Well yes, it's hard to see dead people, isn't it? That is, it is hard to see them through the wall of sanity.  

I am just now noticing how over the past few years my life seems to have completely rebuilt itself; without permission, I would note.  And in the name of progress, just as I feared, what I had left of my sister slipped through my open hands.  



There was a peace there in that time of madness.  Freedom within being trapped under the soft water of sadness.  A quiet that wouldn't lift.  A slowness that wouldn't break. A shelter in the darkness of her death. 


I miss the invincibility of standing firm on rock bottom.


But there are places you simply can't go back to, even when you are standing in them. 

I marvel that she isn't even a ghost here anymore- except when I am running. Passing through short shadows and long stretches of sunlight I can remember the heavy warmth of being haunted, of being lost, of being nothing more than elemental. 

Maybe it was because we used to run together. Maybe it is because it is a space long enough to think in. Or perhaps it is the struggle, body vs. brain that reminds me of what I was then, reminds me of her.  



And even though I don't see her anymore, my dreams don't hold that constant question "wait, I thought you were dead; are you dead?" I can imagine and I can remember. And I can doubt.

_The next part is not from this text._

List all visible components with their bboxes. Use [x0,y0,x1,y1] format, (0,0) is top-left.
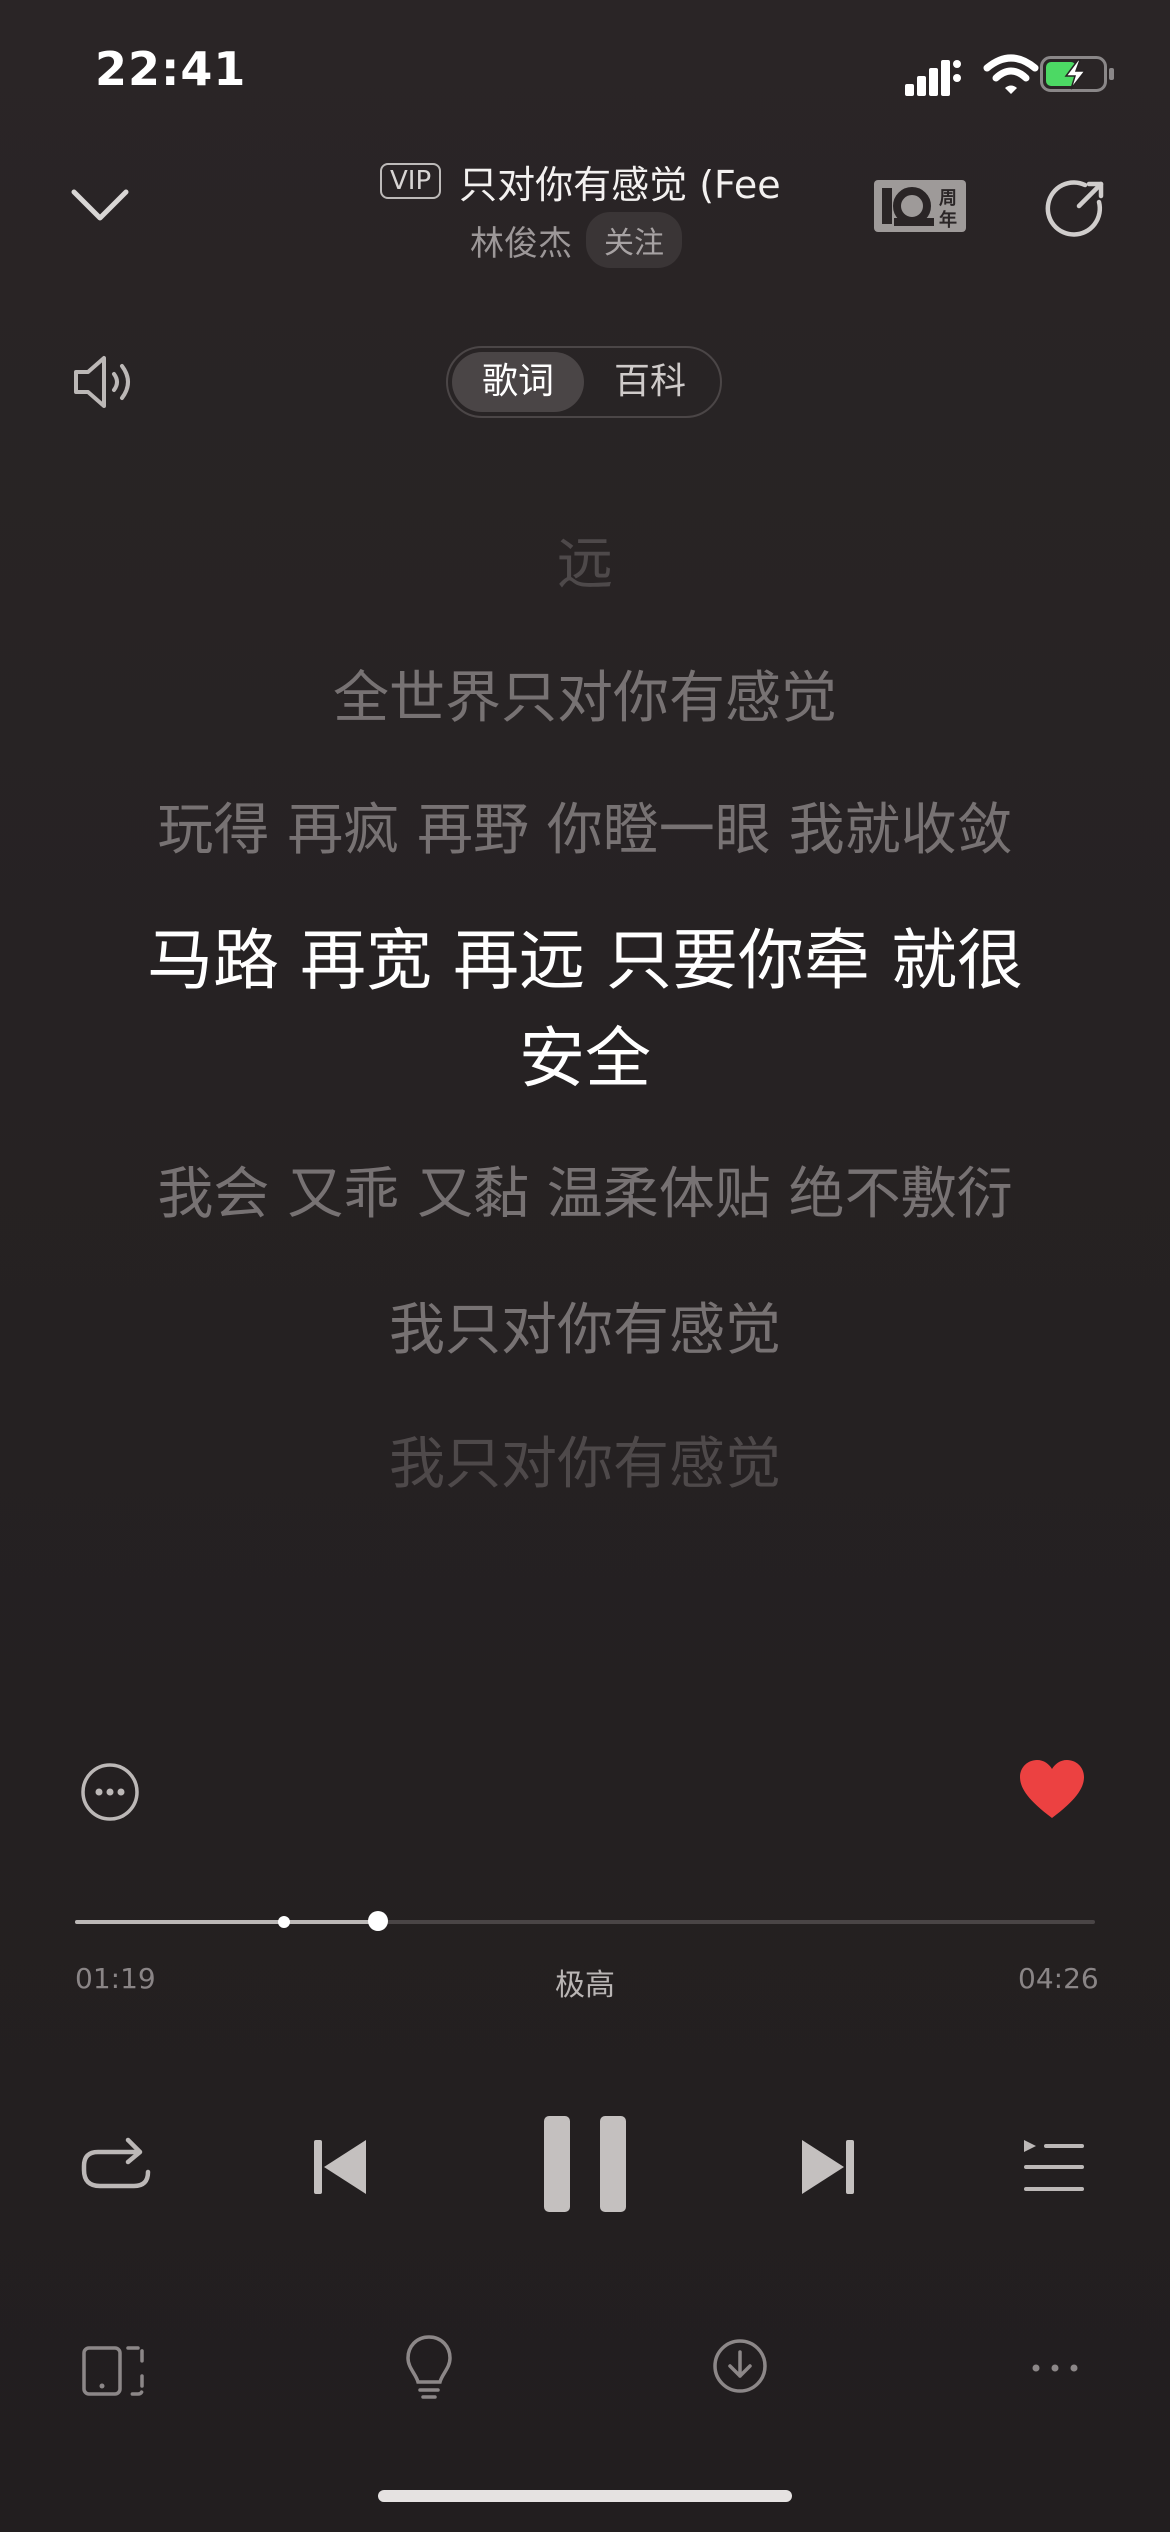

Tomorrow would have been her birthday.  Never would she have wanted to be this old.  She seems to always get her way, even in death: now she never has to grow up.  She doesn't have to go through all of this and she will never know. 

Never know what she gave up. 



      
June 2009
The dawn breaks hard in the desert.  Heat and light are the same.  The vast expanse of tundra ripples across valley to valley.  Mountains explode from the grasses and junipers.  Life is heavy here.  I rub dust from my eyes, pull back my hair, and lace my running shoes.  Even as I watched her do the same I knew this will have to be the last run for me and her.  I simply cannot carry her any farther.  
It is a bittersweet moment letting go.  Just as holding on to what was before, the release is slow and silent.  I was there my feet striking the desert floor, sunlight filtering through the brush, the morning ripe with the smell of sage, and the air full of dust fairies.             We were together there running as sisters and when I came up over the horizon she was gone. I was running alone.  The antelope stopped grazing to stare at me and at the nothingness that followed me as I ran by.  I finally had the answer to their question “What are you running from?”  What I have always been running from. I am running from myself.  
At this point, I don’t know if I am more afraid of being crazy or of forgetting her.

~Taming Venus, mlb    


Wendi M. Brown- Bevan, born May 2, 1970, to Jon and Julie Brown, Salt Lake City. In the pouring rain, on August 1, 2006, long after her spirit had left this world, the body of Wendi M. Brown-Bevan was laid to rest...  Wendi, we know your sight was often unclear, your path mostly unpaved, but whatever life may have held for you and for all of us who cared for you along the way, we want you to know that you were and forever will be truly loved by us.
May you find the peace you were seeking.